コロナ禍にて。登校拒否と、療育と。

佐倉 紫

1月 まだそこまでは

2020年1月8日(水)

【2020年1月8日】


「行ってらっしゃ~い」


 ブロロ……と遠ざかる幼稚園バスを見送って、はぁ~と思わずため息が出る。ついでに笑顔も。ようやく冬休みが終わって、今日は幼稚園の始業式だ。


(夏休みに比べりゃ、そりゃあ短い期間だったし、預かり保育も使ったとはいえ、やっぱり家に子供がいない状態は羽を伸ばせるわ)


 まだ寒い中、コートの襟元をかき合わせながら家まで帰る。園バスの停車場から家までは50メートル。短い距離とは言え、この距離とたかだか五分の待ち時間でさえ、冬のただ中では苦行だ。


(いくら雪が降らない地域ったってね。寒いもんは寒いのよ)


 玄関扉をバタンと閉めて、ようやく家に入って。朝につけたエアコンがまだつけっぱなしの室内は、包み込むような温かさで、ついぬくぬくしてしまう。


「洗濯物はちょっと後回しにして、のんびるするかね」


 新学期のおかげでこっちの気も緩んでいる。テレビのチャンネルを教育番組からニュースに代えて、横目に見つつ洗濯物を干したり洗い物をしたり……そして、ネットを開いて国内の豪華客船のサイトを見て回った。
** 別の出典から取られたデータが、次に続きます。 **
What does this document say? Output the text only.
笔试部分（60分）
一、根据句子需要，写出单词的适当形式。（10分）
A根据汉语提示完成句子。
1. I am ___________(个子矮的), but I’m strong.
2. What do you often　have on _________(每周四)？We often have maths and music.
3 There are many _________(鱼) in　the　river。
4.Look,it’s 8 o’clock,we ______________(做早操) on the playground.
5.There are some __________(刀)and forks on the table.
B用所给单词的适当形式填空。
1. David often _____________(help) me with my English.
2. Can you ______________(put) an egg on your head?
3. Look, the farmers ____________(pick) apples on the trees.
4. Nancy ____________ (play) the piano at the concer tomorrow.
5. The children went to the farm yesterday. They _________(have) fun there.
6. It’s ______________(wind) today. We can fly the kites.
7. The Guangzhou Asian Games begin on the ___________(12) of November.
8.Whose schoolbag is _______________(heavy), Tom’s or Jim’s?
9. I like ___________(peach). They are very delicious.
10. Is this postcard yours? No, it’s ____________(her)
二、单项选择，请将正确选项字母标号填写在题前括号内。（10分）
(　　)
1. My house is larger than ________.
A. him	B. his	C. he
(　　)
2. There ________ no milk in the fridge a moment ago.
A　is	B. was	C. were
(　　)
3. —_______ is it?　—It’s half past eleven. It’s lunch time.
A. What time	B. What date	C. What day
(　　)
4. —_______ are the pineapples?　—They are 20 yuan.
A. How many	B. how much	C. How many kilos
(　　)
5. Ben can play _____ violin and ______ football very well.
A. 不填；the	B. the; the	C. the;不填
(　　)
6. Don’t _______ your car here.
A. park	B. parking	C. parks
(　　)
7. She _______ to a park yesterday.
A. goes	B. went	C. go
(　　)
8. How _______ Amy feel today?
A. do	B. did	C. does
(次の話は豪華客船を舞台にしたロマンスにしたいのよね~)


 幼稚園の年長の娘、年少の息子を持つ主婦のわたしだが、ありがたいことに大人向けの恋愛小説作家として、ここ数年お仕事をいただいている。

 澄み渡った大海原を渡る真っ白な豪華客船……そこでくり広げられるちょっと大人の香りがするラブロマンス……最高じゃないか。


「しかし海外の船はすごすぎてちょっと参考にならないわ。時代的にもモデルはタイタニック号あたりがいいからなぁ」


 タイタニックの資料をあさり、ついでに有名なアメリカの映画も見つつ、現代のテイストも入れたいと思って、あれこれ豪華客船の資料を探す。


「ダイヤモンド・プリンセスかぁ。これも本当に大きい船だな」


 日本の豪華客船の中でも世界中を回る客船……サイトを見るだけでも心がわくわくする。

 おまけにこの令和の時代、実際に乗船したことのある人々が、館内の様子を撮影して動画サイトに上げていたりもする。それを見るだけでもテンションは上がるばかりだ。


「わあ~広い~。部屋に入ってすぐにお酒とお菓子が置いてあるって。すでにラグジュアリーすぎる。別世界だわ~」


 だが、この別世界を楽しんで書いていけるのが小説のいいところだ。参考となるサイトや動画をピックアップしながら、実際にどういう設備や催しを作中に落とそうか、構想を練っていく。

 画像に写る真っ青な大海原と、ダイヤモンド・プリンセスの真っ白な船体は、見ているだけで心を躍らされるものだった。


 ――まさかこの一ヶ月後、このダイヤモンド・プリンセスに乗船していた人々のあいだで新型ウィルスが流行って、わたしたちの生活にじわじわと『コロナ』という名前が染み込んでいくとは、思ってもいなかった。